Me and Mao at the Gate of Heavenly Peace

The Forbidden City
"The Forbidden City," so called because only the emperor and his crowd could enter it, served as the imperial palace to the Ming and Qing Dynasties, from 1420 to 1912 (remember Puyi, the last emperor?). I've been in a lot of imperial/royal palaces in my day: Buckingham Palace, the Residenz of the Wittelsbachs in Munich, the Hapsburg's Schonnbrun and Hofburg in Vienna, the Doge's Palace in Venice, the Winter Palace and Peterhof in St, Petersburg, and Topkapi in Istanbul, but they all look like tool sheds compared to the Forbidden City. The only thing that probably comes close is the Moscow Kremlin, and it's a distant second. The Forbidden City is enormous, colorful, and succeeds in it's number one task: it let's you know who was in charge of China back in the day.

A Guardian Lion


Apparently soldiers and bureaucrats used to line up on these stones when the boss showed up.


Guess what the emperor's symbol was?

The View from Jingshan Hill
After the palace, we went on a tour of a hutong, a traditional neighborhood with narrow alleys and courtyard houses.


I had to ride in a rickshaw by my lonesome.
The most exotic thing in Beijing? Truman and Merry. All the Chinese who had never seen a European in the flesh before wanted to get pictures with them.


Merry and an admirer at the Qianmen Gate

Candy Art?

Temple of Heaven
On our third day we visited the Temple of Heaven complex, where Ming and Qing emperors used to pray for bountiful harvests. On the way there we walked through a park full old folk out practicing Tai Chi, juggling, playing badminton, hacky-sack, dancing, etc. A couple of them wanted us to join in the games. I was made to catch rings around my neck by an old dude who was chucking them from across the park.

Trum failing his first-ever hack-sack challenge!

Hall of Prayer for Good Harvests


The Summer Palace
This Summer Palace is actually quite new, built by the Empress Dowager Cixi in 1884-1895 to replace the one burned down by the joint British-French force during the Second Opium War. This version, too, was damaged and looted by foreign forces after the Boxer Rebellion in 1900.


Cixi's Theater

The Artificial Lake

The paintings along this covered walkway make it the longest "gallery" in the world.


Trum and the Dragonboat
Back in Beijing we just had to try Peking Duck. We went to the famous Quanjude restaurant. The verdict? A little bit better than duck I've had in Idaho, but still tasted pretty ducky.

Our duck being Kung Fu-ed
Note From Merry: I wanted to include the picture of the Duck Face they served us but Jack thought that would be weird. Just know that the picture exists and that no one ate the Duck Face.

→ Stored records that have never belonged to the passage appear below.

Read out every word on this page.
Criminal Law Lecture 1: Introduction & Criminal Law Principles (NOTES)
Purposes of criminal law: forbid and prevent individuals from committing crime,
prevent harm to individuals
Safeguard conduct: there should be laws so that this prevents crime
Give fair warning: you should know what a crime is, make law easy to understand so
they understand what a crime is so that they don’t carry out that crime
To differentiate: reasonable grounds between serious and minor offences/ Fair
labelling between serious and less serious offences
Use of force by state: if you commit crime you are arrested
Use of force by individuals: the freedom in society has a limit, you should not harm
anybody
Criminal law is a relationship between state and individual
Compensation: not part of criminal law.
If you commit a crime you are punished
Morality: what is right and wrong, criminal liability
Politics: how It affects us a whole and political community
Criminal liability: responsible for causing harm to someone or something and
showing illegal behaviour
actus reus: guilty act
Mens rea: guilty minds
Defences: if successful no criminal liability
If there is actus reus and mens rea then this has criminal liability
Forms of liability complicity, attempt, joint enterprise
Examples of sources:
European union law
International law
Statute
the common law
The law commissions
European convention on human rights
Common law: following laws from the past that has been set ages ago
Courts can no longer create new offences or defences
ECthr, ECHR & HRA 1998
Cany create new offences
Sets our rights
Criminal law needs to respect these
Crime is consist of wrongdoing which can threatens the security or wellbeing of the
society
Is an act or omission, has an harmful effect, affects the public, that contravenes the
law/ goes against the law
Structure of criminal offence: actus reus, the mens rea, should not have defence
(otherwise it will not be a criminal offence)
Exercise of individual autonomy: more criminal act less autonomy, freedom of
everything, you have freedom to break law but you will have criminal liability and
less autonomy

I wished we could've seen Mao, but he was not receiving visitors the day we were near the mausoleum (Mao-soleum?), and we were told by our guide that, unless we wanted to wait in line for several hours, we wouldn't be able so see the "Great Helmsman." We had plans to see the Beijing Military Museum as well, but we showed up and it was under renovation.
Guess we have reasons to go back, eh?